While the dim cells were indistinguishable from yeast cells that had never been mutagenized, the fluorescent cells grew much slower and had a very different mutation rate. As cells divide and grow there is always a low percentage of mutations, even without carcinogens, errors that arise in the copying of the DNA. We can get an estimate of how many random mutations there are by seeing how many cells out of a billion will mutate to a different behavior, like being able to grow in conditions that are typically bad for the cell. Devin found that even many generations after the mutagen was removed, the fluorescent cells that remembered the chemical had a much lower rate of mutation. Remembering the past DNA damage left them hyper-vigilant against future mutations, keeping the stress response that can fix mutations active and the mutation rate low.
This hormesis--a beneficial response to a low dose of a toxin--would be impossible to detect without the synthetic memory, especially since the slower growth rate of the memory cells would dilute them out of the population as the cells grew. Synthetic biology often uses metaphors from computers to help understand and promote the field, including when it comes to memory. But biological memory can do a lot more than store bits, it can help us to understand something fundamental about how cells work.
You can check out Devin's amazing paper here: "Synthetic circuit identifies subpopulations with sustained memory of DNA damage," Genes and Development 25: 434-439, 2011.
I feel like there must be a way to build an organic computer out of this.
The cited paper mentions "heritable damage responses." Is damage restricted to random acts of nature, or can there be such a thing as self damage for some unknown purpose that will nevertheless be heritable?
Do the cells that retain this memory of an experience then pass on that memory to those they have been divided into. Inheritance of acquired memories of experience perhaps? And how many generations does this affect? And can the effects of this experience ever be completely erased from the genome if the experience itself is replicated or repeated in a particular environment? And is this perhaps one of the ways that cells evolve to anticipate and deal strategically with a multitude of problems?
I see two people have left interesting questions here, but there have been no interesting answers. Are such questions then to be treated as rhetorical?

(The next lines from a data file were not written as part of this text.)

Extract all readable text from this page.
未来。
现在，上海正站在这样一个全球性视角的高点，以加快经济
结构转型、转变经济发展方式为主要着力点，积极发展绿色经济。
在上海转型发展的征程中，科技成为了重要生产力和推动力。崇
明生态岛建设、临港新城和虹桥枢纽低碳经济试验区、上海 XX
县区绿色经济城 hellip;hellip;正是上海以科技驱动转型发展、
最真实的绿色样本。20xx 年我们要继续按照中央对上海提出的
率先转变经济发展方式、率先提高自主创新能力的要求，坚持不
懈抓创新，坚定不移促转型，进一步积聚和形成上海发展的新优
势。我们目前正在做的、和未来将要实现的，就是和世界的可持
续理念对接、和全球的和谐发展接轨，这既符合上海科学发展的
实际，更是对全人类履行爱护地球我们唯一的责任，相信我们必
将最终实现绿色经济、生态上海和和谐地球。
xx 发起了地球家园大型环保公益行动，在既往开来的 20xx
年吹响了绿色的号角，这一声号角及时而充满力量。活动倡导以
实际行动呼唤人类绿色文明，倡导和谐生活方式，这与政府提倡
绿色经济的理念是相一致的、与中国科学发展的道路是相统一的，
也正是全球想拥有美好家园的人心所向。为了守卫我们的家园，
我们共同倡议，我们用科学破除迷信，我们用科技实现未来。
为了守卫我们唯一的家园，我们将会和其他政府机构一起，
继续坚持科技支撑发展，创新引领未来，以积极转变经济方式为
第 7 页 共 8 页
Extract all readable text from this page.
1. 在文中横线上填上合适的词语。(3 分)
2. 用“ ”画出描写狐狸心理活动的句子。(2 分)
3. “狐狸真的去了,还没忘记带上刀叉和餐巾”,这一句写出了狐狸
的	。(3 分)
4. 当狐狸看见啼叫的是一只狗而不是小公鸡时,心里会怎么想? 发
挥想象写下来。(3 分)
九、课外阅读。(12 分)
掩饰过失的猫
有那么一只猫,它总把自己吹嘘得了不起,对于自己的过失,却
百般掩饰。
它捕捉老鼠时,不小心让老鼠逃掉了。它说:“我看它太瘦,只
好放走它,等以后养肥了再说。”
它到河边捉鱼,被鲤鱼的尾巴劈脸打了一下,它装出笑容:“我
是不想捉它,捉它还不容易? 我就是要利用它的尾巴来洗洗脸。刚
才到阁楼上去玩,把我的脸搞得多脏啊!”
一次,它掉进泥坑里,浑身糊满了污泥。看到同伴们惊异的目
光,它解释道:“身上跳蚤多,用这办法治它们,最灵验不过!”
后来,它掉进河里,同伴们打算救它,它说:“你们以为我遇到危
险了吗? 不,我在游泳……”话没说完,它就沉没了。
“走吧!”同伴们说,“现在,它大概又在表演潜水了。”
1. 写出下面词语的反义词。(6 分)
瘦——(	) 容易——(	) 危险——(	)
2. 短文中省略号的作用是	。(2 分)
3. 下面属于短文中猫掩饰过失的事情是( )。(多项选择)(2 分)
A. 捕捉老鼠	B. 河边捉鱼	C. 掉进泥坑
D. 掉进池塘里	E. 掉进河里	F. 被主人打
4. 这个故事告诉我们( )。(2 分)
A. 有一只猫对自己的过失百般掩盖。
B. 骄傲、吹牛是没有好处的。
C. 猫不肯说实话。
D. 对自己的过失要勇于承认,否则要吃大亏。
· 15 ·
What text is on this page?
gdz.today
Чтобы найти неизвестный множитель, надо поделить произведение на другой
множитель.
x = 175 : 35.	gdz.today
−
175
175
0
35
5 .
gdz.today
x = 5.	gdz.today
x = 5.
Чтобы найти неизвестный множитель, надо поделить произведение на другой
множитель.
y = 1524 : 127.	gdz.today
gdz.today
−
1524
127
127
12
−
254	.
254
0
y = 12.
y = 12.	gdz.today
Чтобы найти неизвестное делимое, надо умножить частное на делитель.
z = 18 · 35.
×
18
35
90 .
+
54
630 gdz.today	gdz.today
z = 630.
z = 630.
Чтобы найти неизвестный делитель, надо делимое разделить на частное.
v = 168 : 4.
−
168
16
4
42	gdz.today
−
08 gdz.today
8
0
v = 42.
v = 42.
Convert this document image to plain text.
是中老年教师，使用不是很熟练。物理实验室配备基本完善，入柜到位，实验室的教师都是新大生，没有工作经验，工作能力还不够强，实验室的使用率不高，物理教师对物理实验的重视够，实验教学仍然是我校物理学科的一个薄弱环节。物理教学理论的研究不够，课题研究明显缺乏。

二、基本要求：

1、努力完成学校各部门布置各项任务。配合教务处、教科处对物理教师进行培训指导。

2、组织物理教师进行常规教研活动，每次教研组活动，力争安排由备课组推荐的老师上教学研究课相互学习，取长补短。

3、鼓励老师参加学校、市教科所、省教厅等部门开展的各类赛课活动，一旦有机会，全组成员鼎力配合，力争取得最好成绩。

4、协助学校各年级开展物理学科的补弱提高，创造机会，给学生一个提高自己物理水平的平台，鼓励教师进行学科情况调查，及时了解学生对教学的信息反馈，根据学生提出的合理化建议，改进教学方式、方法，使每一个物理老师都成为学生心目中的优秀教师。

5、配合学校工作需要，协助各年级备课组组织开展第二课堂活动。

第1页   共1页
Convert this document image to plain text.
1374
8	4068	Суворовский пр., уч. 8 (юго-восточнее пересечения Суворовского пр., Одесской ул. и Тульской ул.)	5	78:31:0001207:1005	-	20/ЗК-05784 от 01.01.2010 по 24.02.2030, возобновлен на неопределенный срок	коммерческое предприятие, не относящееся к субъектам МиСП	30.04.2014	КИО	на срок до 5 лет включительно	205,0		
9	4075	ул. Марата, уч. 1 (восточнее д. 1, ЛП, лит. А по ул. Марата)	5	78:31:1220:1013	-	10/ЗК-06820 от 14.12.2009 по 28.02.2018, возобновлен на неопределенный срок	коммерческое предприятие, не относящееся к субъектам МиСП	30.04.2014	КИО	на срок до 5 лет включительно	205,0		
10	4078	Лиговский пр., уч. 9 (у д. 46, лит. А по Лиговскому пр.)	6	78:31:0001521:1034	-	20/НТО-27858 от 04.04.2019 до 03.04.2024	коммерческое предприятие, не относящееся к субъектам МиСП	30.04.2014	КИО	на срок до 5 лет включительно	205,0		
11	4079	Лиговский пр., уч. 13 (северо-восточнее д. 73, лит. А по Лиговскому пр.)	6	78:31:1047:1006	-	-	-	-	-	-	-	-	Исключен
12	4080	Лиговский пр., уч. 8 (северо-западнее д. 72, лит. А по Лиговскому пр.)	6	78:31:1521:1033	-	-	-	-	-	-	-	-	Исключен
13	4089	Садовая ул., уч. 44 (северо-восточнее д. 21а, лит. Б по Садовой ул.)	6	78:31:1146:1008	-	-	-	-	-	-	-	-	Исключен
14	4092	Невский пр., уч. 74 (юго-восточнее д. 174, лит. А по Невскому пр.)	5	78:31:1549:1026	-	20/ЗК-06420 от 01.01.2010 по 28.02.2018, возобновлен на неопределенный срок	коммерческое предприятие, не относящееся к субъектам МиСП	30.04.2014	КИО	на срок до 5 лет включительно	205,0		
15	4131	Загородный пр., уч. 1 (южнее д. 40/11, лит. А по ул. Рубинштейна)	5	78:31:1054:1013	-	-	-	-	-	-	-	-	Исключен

hello commenters! this is devin burrill, the first author on the paper, "synthetic circuit identifies subpopulations with sustained memory of DNA damage." christina has notified me that she's been getting a lot of questions, and so we have decided to write a short blog post that answers all of these questions. keep a look out for it later this week here on christina's' blog! and thank you for all of the interest!
A very interesting article, I haven't finished reading but I can't help speculate how this work can be generalized. There are some specific carcinogenic models where p53 signaling is not activated however carcinogenesis still continues, in those models DNA-damage does however accumulate. So I wonder if the DNA-damage sensing part of this can be used to label those cells and then their continuing generations will still have the color expressed. Does that sound plausible?